The Court need not resolve this dispute. The Court's task on summary judgment is to determine whether there is any evidence that the SWAT team's Dynamic Warrant Service policy caused the alleged unreasonable use of force against Jim Brutsche, not to determine whether the SWAT team's deployment was reasonable. Plaintiffs have failed to provide any evidence that Jim Brutsche was injured by any reason specific to the SWAT team's policies and procedures. Because the Dynamic Service Warrant policy, which was used to decide to deploy the SWAT team in this case, cannot be considered the cause of, or the moving force behind, Jim Brutsche's injuries, the Court GRANTS IN PART the Cities' and the Port's motion for summary judgment, and DISMISSES with prejudice the Sixth Cause of Action to the extent that it is based on the VSRT's Dynamic Warrant Service policy.

An anonymous tip that the defendant had a gun and was planning on using it on someone was sufficient for a frisk when defendant was found where it was said he would be plus his furtive movement. Because the furtive movement occurred in a car, the frisk could extend to the car under Long. United States v. Graham, 483 F.3d 431 (6th Cir. 2007).

Reliance on an arrest warrant justified the arrest. The fact the officer had to use binoculars to better see the defendant did not mean that he lacked probable cause. It was reasonable for the defendant to be ordered out of the car. United States v. Helton, 232 Fed. Appx. 747 (10th Cir. 2007)* (unpublished).

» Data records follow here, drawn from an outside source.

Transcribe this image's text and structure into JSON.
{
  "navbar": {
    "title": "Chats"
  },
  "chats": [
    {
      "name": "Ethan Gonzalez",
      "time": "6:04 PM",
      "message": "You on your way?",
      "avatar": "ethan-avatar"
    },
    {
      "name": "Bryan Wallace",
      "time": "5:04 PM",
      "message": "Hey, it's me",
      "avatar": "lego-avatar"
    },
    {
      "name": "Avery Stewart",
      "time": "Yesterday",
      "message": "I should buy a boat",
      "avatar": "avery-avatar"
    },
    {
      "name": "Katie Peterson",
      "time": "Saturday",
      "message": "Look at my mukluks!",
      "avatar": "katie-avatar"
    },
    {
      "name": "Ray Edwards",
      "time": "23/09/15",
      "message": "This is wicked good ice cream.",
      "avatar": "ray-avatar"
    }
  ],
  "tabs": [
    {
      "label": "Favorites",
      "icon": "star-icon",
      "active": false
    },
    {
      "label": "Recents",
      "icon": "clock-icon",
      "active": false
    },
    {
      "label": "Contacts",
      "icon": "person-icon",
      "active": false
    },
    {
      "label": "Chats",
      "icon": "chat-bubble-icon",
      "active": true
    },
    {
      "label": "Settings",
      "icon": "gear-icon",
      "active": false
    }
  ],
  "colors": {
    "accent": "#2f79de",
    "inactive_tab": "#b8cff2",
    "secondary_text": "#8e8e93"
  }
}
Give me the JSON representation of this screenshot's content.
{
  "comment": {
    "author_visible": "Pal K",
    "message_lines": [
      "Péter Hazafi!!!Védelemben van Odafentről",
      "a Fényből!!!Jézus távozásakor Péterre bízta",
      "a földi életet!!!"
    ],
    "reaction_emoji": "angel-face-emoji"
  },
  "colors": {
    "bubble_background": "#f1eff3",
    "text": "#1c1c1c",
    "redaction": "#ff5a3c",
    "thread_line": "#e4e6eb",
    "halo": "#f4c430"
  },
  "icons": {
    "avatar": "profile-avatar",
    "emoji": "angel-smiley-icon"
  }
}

While the question was close, the court finds reasonable suspicion based on the defendant's presence in a high crime area coupled with likely hand-to-hand transactions. United States v. Crawford, 2007 U.S. Dist. LEXIS 26642 (E.D. Ark. April 10, 2007):

The circumstances in the instant case are more indicative of specific criminal activity than the circumstances in Cornelius. Like the defendant in Cornelius, Crawford was observed in a high-crime area and was recognized as an individual with a criminal history. While Crawford's conduct in exchanging something with another person could have been an innocent act, such conduct is also consistent with drug transactions. Moreover, the exchange took place at night, not during daylight hours. The Court recognizes that the defendant in Cornelius walked in another direction upon seeing the patrol car, and Crawford engaged in no such evasive action. The Eighth Circuit did not discuss this aspect of the defendant's behavior in its analysis, however, focusing instead on the fact that the defendant put his hand in his pocket. See id. (citing United States v. Davis, 202 F.3d 1060, 1063 (8th Cir. 2000), and noting that the suspect in Davis "nervously plac[ed] hand in jacket pocket"). Making an exchange in a parking lot at night is at least as suspicious as placing one's hand in one's pocket while walking down the street in broad daylight.